Teacher unions in €125m pay battle
Published 20/02/2013 | 04:00
TEACHER unions are battling to get government negotiators to drop plans to axe their €125m-a-year supervision and substitution pay at talks on a new Croke Park deal.
Sources revealed that the Government initially tabled plans to abolish the payments but unions are fighting for a compromise that will exempt lower-paid staff from any cuts.
Civil service unions also tried to get a concession on government plans to increase their working week by five hours, as they fear a major loss in overtime.
It is understood they are being asked to accept an extended working day from 8am to 8pm, over a six-day week.
Under flexitime, civil servants must be available to work from 8am to 7pm. The government wants to extend this to 8pm to cope with extra workloads.
The Civil, Public and Services Union also sought compensation after its members lost 'bank time' to cash cheques, although staff are paid by direct debit, under the Croke Park deal.
The Government wants to reduce the public service pay and pensions bill by another €1bn within three years, on top of €3.3bn savings being delivered under the Croke Park deal.

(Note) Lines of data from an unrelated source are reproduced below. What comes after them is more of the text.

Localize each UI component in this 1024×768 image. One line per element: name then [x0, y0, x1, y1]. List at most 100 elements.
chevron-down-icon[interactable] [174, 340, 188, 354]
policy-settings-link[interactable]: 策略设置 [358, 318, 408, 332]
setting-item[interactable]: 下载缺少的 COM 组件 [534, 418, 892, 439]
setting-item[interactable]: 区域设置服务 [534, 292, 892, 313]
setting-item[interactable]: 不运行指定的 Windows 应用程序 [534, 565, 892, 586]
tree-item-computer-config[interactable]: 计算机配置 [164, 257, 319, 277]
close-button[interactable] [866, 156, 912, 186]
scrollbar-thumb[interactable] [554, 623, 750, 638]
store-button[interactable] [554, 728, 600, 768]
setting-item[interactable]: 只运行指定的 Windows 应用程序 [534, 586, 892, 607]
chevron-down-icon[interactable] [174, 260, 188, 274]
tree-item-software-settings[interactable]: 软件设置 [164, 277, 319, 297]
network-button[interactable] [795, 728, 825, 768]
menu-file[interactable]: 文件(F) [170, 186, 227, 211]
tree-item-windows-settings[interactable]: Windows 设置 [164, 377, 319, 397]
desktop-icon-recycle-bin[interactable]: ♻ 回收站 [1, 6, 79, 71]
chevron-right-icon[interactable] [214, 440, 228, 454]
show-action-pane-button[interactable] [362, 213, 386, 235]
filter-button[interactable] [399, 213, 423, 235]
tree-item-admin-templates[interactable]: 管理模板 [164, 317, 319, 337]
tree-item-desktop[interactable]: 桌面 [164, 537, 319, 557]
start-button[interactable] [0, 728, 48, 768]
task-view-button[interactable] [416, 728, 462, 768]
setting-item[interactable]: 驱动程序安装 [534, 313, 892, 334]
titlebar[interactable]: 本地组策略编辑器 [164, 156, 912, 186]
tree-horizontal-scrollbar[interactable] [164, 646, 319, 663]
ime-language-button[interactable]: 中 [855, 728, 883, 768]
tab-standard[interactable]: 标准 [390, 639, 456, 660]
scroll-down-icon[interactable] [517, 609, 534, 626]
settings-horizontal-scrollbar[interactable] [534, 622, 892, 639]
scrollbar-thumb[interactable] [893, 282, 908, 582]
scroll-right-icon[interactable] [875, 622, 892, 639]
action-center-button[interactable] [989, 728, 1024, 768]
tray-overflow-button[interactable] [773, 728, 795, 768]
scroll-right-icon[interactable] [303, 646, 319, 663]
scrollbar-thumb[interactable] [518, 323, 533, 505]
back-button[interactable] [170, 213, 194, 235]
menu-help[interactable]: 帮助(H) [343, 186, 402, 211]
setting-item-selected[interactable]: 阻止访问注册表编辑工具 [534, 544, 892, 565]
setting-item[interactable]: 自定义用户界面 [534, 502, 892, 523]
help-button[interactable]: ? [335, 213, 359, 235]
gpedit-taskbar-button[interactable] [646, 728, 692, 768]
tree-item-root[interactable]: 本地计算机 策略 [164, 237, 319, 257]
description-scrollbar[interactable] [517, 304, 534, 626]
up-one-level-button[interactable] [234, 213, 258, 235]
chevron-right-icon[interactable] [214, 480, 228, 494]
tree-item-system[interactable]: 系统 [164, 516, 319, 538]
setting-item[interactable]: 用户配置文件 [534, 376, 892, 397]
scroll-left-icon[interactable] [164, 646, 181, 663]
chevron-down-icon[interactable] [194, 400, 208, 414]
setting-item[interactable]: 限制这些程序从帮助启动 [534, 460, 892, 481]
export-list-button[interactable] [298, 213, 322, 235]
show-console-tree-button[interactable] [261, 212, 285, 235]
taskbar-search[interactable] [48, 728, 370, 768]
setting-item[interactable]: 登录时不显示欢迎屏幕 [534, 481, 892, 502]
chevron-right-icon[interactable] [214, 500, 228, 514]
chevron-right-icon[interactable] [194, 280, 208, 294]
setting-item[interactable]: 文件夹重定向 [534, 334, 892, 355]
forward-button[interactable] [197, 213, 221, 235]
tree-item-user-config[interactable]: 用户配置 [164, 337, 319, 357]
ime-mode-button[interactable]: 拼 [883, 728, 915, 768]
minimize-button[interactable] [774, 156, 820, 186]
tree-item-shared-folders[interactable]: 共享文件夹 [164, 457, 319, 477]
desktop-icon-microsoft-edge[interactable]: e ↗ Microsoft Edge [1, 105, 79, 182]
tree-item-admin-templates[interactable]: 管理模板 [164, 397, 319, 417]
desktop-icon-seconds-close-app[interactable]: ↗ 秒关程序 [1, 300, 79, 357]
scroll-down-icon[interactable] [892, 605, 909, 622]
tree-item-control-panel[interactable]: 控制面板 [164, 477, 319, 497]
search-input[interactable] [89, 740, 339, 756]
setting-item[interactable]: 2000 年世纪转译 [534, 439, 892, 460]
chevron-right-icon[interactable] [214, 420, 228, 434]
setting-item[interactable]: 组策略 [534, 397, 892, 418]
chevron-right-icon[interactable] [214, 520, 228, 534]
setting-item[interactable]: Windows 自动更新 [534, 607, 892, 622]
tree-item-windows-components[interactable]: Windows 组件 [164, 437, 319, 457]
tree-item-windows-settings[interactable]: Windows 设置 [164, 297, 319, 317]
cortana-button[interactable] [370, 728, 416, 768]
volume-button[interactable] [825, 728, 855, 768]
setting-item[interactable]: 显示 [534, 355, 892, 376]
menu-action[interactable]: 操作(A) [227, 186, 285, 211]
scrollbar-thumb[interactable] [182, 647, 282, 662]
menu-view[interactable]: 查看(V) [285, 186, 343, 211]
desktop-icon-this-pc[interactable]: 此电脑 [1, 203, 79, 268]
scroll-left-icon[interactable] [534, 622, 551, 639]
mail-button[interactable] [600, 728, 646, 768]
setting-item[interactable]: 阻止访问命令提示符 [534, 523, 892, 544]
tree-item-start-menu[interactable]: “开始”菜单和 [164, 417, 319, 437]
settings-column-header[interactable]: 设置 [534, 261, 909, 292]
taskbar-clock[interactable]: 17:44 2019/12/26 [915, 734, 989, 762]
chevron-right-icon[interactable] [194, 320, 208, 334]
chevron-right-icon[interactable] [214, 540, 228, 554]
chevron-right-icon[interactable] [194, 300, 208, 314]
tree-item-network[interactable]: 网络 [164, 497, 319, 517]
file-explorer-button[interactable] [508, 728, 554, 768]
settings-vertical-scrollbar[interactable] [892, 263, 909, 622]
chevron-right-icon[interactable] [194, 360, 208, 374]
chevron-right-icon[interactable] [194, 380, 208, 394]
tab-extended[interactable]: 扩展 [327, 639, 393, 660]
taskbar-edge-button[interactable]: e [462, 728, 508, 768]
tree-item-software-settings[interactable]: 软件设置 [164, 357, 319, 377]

It has emerged that the bulk of the €1bn savings – over €350m – will come from staff working five extra hours a week and a cut in pay for high earners. Another €170m will come from cutting premium payments on Sunday and axing Saturday and twilight payments. It is estimated that up to €200m may come from voluntary redundancies.
One of the chief negotiating unions, IMPACT, has refused to negotiate a deal that will mean an extra five hours a week for all staff. Some savings would also be made from cuts in allowances, although this is also expected to be a relatively small part of the overall target.

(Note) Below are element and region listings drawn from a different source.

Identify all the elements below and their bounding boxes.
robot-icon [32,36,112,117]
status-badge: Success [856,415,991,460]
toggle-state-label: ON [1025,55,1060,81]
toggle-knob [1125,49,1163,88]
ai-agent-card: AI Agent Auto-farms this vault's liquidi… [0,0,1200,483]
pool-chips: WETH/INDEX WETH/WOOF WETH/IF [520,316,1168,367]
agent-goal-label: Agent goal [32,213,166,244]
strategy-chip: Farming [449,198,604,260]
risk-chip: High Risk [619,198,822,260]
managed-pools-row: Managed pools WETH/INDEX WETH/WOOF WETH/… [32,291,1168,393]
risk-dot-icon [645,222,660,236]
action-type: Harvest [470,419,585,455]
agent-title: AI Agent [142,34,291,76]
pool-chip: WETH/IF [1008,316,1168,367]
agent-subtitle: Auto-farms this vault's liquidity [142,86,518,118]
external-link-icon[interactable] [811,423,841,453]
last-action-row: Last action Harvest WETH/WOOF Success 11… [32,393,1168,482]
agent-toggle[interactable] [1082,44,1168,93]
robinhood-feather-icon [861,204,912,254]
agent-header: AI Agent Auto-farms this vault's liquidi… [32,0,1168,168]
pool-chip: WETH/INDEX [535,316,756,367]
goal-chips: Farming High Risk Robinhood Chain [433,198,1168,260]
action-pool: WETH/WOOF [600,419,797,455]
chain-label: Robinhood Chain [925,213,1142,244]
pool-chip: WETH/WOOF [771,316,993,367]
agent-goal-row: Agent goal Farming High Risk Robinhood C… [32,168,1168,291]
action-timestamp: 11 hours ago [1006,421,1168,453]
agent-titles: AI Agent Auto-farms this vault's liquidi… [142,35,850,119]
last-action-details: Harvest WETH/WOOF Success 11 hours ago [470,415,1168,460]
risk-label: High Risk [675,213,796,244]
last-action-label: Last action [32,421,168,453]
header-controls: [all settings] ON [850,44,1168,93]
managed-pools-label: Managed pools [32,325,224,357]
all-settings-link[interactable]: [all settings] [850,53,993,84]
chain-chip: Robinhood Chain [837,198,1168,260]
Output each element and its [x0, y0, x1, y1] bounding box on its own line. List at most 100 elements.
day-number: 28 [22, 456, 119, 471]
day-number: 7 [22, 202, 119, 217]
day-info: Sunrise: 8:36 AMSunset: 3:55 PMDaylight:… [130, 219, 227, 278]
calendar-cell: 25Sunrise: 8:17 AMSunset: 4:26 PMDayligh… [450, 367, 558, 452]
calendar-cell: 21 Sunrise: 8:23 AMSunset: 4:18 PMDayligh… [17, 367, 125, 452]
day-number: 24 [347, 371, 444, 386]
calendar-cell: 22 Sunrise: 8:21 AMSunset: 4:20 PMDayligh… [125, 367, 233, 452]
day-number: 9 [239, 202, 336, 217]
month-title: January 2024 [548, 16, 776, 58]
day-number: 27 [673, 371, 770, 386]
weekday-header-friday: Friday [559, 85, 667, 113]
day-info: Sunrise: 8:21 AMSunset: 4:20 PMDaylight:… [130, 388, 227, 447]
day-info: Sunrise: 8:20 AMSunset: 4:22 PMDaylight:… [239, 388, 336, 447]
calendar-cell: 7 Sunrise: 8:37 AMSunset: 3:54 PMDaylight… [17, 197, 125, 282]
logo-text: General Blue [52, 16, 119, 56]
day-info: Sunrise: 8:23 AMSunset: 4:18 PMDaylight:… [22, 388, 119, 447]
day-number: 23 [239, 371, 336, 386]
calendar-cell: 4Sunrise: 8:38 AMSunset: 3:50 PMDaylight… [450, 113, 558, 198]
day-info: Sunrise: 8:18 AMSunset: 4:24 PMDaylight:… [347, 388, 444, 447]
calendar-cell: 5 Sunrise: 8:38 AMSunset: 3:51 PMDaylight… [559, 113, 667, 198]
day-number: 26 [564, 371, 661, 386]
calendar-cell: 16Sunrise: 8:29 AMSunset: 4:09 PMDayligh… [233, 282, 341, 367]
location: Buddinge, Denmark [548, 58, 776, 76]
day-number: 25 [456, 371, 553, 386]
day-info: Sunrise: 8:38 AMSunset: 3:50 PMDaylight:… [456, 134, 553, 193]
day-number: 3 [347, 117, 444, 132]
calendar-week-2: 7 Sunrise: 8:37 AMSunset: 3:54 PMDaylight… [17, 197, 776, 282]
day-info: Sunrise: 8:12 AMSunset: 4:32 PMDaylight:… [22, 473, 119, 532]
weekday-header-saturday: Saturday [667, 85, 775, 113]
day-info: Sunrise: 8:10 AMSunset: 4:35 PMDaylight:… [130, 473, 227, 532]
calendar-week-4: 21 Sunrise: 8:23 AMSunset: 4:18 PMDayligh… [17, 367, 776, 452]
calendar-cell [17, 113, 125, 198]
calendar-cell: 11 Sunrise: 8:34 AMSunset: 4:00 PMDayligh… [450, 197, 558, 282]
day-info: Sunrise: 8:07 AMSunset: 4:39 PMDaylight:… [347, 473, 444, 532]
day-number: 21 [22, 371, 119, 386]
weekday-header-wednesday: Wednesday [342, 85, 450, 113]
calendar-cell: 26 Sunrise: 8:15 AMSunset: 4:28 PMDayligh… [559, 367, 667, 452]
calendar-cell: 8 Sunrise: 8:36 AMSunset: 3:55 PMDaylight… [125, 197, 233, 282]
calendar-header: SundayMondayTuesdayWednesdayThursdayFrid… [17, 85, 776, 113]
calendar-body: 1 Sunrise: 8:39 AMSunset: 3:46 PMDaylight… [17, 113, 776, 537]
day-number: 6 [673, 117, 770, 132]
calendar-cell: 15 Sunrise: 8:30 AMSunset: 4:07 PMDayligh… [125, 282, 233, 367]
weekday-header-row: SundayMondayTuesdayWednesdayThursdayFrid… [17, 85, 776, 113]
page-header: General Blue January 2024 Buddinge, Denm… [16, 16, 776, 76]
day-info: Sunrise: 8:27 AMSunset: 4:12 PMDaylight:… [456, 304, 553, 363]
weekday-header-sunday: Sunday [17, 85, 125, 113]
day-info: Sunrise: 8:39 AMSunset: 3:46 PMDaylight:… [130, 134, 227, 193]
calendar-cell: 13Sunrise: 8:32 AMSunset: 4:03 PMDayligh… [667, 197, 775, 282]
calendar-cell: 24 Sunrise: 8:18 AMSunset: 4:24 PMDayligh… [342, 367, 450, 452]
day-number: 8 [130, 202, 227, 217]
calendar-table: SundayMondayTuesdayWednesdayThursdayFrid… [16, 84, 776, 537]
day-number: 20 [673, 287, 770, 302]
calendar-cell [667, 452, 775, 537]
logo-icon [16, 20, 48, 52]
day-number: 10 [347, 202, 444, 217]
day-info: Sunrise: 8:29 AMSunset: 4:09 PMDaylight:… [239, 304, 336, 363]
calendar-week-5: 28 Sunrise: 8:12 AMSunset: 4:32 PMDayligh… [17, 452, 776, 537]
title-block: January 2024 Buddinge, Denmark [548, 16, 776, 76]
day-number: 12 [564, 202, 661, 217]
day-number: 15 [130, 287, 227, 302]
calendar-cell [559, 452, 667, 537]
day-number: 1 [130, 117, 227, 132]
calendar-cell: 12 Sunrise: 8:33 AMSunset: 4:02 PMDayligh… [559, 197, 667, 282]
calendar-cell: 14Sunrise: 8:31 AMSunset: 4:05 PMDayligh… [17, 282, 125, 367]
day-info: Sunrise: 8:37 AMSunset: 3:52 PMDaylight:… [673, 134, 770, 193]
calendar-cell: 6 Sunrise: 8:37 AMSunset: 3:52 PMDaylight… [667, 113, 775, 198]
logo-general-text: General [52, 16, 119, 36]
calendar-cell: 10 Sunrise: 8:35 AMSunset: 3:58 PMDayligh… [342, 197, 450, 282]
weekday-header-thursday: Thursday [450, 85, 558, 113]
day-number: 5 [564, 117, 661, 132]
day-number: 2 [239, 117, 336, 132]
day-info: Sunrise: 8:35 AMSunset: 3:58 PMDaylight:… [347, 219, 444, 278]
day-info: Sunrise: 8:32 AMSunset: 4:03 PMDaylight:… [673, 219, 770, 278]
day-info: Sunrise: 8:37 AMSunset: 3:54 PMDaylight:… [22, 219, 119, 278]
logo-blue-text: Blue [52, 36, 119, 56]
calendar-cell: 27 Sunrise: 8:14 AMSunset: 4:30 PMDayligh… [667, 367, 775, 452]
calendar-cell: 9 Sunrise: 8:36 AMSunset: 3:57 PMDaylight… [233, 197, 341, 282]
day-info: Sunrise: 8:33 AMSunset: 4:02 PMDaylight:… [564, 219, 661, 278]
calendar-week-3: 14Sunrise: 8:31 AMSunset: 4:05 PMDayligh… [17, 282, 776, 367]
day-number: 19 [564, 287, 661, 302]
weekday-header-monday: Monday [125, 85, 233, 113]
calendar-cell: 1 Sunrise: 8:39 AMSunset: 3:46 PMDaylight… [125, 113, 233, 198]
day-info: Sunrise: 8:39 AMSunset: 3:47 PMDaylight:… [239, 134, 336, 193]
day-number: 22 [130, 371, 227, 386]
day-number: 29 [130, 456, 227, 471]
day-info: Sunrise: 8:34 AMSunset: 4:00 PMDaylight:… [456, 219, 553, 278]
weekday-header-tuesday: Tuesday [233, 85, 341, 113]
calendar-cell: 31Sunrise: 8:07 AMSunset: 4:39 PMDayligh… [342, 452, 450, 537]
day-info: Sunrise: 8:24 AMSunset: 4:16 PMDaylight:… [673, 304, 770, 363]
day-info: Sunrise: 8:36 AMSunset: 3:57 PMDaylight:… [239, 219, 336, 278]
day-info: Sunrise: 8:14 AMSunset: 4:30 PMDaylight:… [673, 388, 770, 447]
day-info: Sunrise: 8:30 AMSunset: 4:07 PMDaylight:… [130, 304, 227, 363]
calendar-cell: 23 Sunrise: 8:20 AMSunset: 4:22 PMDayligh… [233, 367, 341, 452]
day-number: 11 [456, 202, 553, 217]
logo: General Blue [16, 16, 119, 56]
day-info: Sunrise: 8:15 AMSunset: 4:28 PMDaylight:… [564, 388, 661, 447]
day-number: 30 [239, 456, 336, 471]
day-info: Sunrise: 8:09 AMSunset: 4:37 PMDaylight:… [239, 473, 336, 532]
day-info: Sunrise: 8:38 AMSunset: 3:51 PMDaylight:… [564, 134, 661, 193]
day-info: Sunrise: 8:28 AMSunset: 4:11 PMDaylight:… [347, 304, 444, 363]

The Government may have to 'buy out' the payments due to a recent Labour Court recommendation in relation to payments made to the chief executive officers of VECs.
Meanwhile, it has emerged that the Government may not impose a blanket pay cut if it does not get agreement.
This might have taken the shape of a 'one size fits all' measure like a previous pay cut in 2010 or the imposition of a pension levy the previous year.